Mechanisms of Biliary Stent Clogging: Confocal Laser Scanning and Scanning Electron Microscopy

• Introduction
• Patients and Methods
• Confocal Laser Scanning Microscopy
• Scanning Electron Microscopy
• Results
• Confocal Laser Scanning Microscopy
• Scanning Electron Microscopy
• Discussion
• Conclusions
• References

Background and Study Aims: Endoscopic insertion of plastic biliary endoprostheses is a well-established treatment for obstructive jaundice. The major limitation of this technique is late stent occlusion. In order to compare events involved in biliary stent clogging and identify the distribution of bacteria in unblocked stents, confocal laser scanning (CLS) and scanning electron microscopy (SEM) were carried out on two different stent materials - polyethylene (PE) and hydrophilic polymer-coated polyurethane (HCPC).
Patients and Methods: Ten consecutive patients with postoperative benign biliary strictures were included in the study. Two 10-Fr stents 9 cm in length, one made of PE and the other of HCPC, were inserted. The stents were electively exchanged after 3 months and examined using CLS and SEM.
Results: No differences were seen between the two types of stent. The inner stent surface was covered with a uniform amorphous layer. On top of this layer, a biofilm of living and dead bacteria was found, which in most cases was unstructured. The lumen was filled with free-floating colonies of bacteria and crystals, surrounded by mobile laminar structures of mucus. An open network of large dietary fibers was seen in all of the stents.
Conclusions: The same clogging events occurred in both PE and HCPC stents. The most remarkable observation was the identification of networks of large dietary fibers, resulting from duodenal reflux, acting as a filter. The build-up of this intraluminal framework of dietary fibers appears to be a major factor contributing to the multifactorial process of stent clogging.

Introduction

Endoscopic insertion of plastic biliary endoprostheses is a well-established treatment for obstructive jaundice. The major limitation of this technique is late stent occlusion after a median period of 3-6 months, which necessitates stent exchange [1] [2]. Stent obstruction is caused by biliary sludge, which consists of crystals of calcium bilirubinate and calcium palmitate, as well as proteins, mucopolysaccharides, cholesterol crystals, and bacteria [3] [4].

It is generally assumed that the initial event in stent blockage is adherence of proteins and bacteria to the inner wall of the stent, forming a biofilm. Subsequently, biliary components such as calcium bilirubinate and calcium fatty acid soaps precipitate, since bacteria secrete β-glucuronidase and phospholipases [5] [6] [7]. The bacteria are probably already introduced during transpapillary placement of the stent. In addition, after the stent is in place, bacteria can colonize the biliary tract due to reflux from the duodenum.

The attachment of bacteria to the inner wall of the stent may depend on the surface properties of the polymers used [8]. Various materials have been used in the manufacture of stents: polyethylene, polyurethane, and Teflon. In-vitro studies have found a direct relation between the friction coefficient and the amount of encrusted material [5] [9]. Teflon has the lowest friction coefficient and therefore the maximum potential for preventing stent clogging. A hydrophilic polymer coating was shown to be effective in reducing bacterial adherence in in-vitro studies [10]. The Hydromer stent not only has a smooth texture, but also a coating that absorbs water and provides a hydrophilic sheath. As bacteria initially attach through hydrophobic interactions, this coating may reduce the amount of bacterial adhesion and thus increase the period of stent patency. However, the positive results reported in several in-vitro studies were not confirmed in prospective clinical trials [11] [12] [13] [14].
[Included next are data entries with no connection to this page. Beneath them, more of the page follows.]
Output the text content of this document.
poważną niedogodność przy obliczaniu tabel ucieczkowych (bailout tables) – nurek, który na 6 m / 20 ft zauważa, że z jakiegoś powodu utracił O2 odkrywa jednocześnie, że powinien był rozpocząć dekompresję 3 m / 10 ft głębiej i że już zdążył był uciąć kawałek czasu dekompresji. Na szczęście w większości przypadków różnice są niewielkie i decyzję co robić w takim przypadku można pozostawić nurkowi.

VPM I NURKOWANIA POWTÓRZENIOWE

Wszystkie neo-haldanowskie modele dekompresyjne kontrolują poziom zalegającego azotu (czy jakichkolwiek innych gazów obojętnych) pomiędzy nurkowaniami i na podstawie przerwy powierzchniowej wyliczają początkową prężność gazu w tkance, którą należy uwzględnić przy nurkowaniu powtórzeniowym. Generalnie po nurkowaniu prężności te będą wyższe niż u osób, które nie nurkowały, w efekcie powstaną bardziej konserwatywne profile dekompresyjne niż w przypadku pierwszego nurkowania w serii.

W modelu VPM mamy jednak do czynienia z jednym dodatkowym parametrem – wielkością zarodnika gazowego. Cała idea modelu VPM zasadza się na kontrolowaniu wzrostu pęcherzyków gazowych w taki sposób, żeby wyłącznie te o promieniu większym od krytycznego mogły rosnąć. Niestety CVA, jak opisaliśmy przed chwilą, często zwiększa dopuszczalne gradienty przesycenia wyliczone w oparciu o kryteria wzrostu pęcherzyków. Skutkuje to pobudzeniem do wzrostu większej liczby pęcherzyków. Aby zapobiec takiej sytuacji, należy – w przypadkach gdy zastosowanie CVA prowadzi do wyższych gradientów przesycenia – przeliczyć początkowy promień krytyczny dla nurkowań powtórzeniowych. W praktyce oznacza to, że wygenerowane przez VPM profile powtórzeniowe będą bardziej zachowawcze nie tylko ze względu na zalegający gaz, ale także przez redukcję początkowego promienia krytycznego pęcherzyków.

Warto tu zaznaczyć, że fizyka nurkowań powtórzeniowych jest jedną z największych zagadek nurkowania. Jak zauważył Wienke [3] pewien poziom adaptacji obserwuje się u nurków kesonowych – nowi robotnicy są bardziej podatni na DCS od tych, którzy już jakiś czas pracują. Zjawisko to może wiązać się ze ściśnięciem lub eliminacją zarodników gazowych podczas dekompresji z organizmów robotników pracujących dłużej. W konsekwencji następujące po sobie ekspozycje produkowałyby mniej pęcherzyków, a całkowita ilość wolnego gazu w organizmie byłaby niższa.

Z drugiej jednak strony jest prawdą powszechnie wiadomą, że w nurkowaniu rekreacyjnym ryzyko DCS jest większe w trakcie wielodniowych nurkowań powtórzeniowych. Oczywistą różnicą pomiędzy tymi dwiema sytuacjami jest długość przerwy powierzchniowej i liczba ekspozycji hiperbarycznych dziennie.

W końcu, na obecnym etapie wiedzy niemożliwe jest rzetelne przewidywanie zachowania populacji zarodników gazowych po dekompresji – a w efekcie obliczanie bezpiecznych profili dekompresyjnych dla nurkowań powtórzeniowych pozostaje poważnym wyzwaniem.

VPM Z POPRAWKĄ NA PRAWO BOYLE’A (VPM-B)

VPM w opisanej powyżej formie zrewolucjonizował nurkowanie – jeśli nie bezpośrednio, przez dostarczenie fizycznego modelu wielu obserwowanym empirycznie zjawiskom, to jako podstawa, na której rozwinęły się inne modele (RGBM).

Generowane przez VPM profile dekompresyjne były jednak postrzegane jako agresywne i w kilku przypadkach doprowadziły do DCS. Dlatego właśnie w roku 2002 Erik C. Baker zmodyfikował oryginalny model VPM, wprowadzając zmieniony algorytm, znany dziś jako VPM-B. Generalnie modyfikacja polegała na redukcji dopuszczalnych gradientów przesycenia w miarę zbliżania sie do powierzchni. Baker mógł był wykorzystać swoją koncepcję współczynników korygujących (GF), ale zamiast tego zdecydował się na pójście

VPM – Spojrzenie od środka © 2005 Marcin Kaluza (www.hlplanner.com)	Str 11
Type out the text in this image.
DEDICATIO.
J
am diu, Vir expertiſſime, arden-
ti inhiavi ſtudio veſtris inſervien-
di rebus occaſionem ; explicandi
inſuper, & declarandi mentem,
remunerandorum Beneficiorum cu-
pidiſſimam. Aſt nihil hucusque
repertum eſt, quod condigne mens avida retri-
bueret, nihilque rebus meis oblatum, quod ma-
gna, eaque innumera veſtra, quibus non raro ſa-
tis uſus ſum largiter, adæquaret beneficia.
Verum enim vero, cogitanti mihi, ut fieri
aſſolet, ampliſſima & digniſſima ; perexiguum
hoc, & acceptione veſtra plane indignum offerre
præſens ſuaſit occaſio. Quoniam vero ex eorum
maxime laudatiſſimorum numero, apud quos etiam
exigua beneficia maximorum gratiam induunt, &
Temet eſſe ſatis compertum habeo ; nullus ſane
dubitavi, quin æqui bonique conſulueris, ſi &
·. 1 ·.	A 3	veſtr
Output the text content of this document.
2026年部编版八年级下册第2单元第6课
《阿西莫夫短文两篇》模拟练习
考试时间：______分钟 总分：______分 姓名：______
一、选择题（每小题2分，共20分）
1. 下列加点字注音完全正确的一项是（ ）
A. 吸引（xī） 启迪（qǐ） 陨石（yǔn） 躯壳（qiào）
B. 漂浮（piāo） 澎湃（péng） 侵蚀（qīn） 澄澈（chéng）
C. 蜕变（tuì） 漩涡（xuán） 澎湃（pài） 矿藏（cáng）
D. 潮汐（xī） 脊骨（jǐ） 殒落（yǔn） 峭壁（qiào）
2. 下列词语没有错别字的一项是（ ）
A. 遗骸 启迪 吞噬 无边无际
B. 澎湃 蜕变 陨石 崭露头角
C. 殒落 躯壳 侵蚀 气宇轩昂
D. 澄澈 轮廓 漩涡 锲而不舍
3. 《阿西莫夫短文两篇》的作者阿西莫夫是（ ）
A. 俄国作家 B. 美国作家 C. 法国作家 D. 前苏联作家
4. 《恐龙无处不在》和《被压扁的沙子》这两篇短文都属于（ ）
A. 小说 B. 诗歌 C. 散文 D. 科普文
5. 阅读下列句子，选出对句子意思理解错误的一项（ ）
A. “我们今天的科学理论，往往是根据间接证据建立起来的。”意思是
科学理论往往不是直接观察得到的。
In the present study, confocal laser scanning (CLS) and scanning electron microscopy (SEM) were carried out in two different stent materials - polyethylene and hydrophilic polymer-coated polyurethane - in order to compare the events involved in stent clogging and identify the distribution of (living and dead) bacteria in unblocked biliary stents.

Patients and Methods

From February 2002 to December 2002, 10 consecutive patients with benign postoperative biliary strictures were included in the study. There were five men and five women, with a mean age of 50 years (range 30 - 64 years). Two 10-Fr stents 9 cm long were inserted in patients with a postoperative bile duct stenosis: one standard polyethylene stent (PE) (Wilson-Cook, Winston-Salem, North Carolina, USA) and one hydrophilic polymer-coated polyurethane stent (HCPC) (Biosearch, Somerville, New Jersey, USA). All of the patients had an indication for the insertion of two biliary plastic stents, based on enrollment in a patient management protocol for the treatment of benign stenosis. This protocol consists of a total of 1 year of stenting with elective stent exchanges every 3 months, while increasing the number of inserted stents in a cumulative fashion. The HCPC stent was soaked in water for 5 min before use. Elective stent exchange was carried out as a standard treatment after 3 months, to prevent cholangitis due to clogging. None of the patients received prophylactic antibiotics. The stents were then examined using CLS within 30 min of stent removal and also using SEM.

Confocal Laser Scanning Microscopy

Rings of approximately 5 mm were cut from the stents - at the distal end, in the center, and at the proximal end of the stent. Specimens were stained for 15 min with SYTO 9 and propidium iodide as a live/dead stain, rinsed in buffer, and imaged. The live/dead viability test used relies on the fact that membranes of dead cells are permeable to many dyes that cannot cross them in the living state. SYTO 9 is a very effective stain, with minimum nonspecific binding during staining of complex communities [15]. A Leica SP2 confocal microscope was used for imaging. Excitation was carried out with the 488-nm line of the argon-ion laser. SYTO 9 was detected between 500 nm and 535 nm, and propidium iodide was detected between 650 nm and 700 nm. For additional structural information, the reflected image of the 488-nm line was acquired.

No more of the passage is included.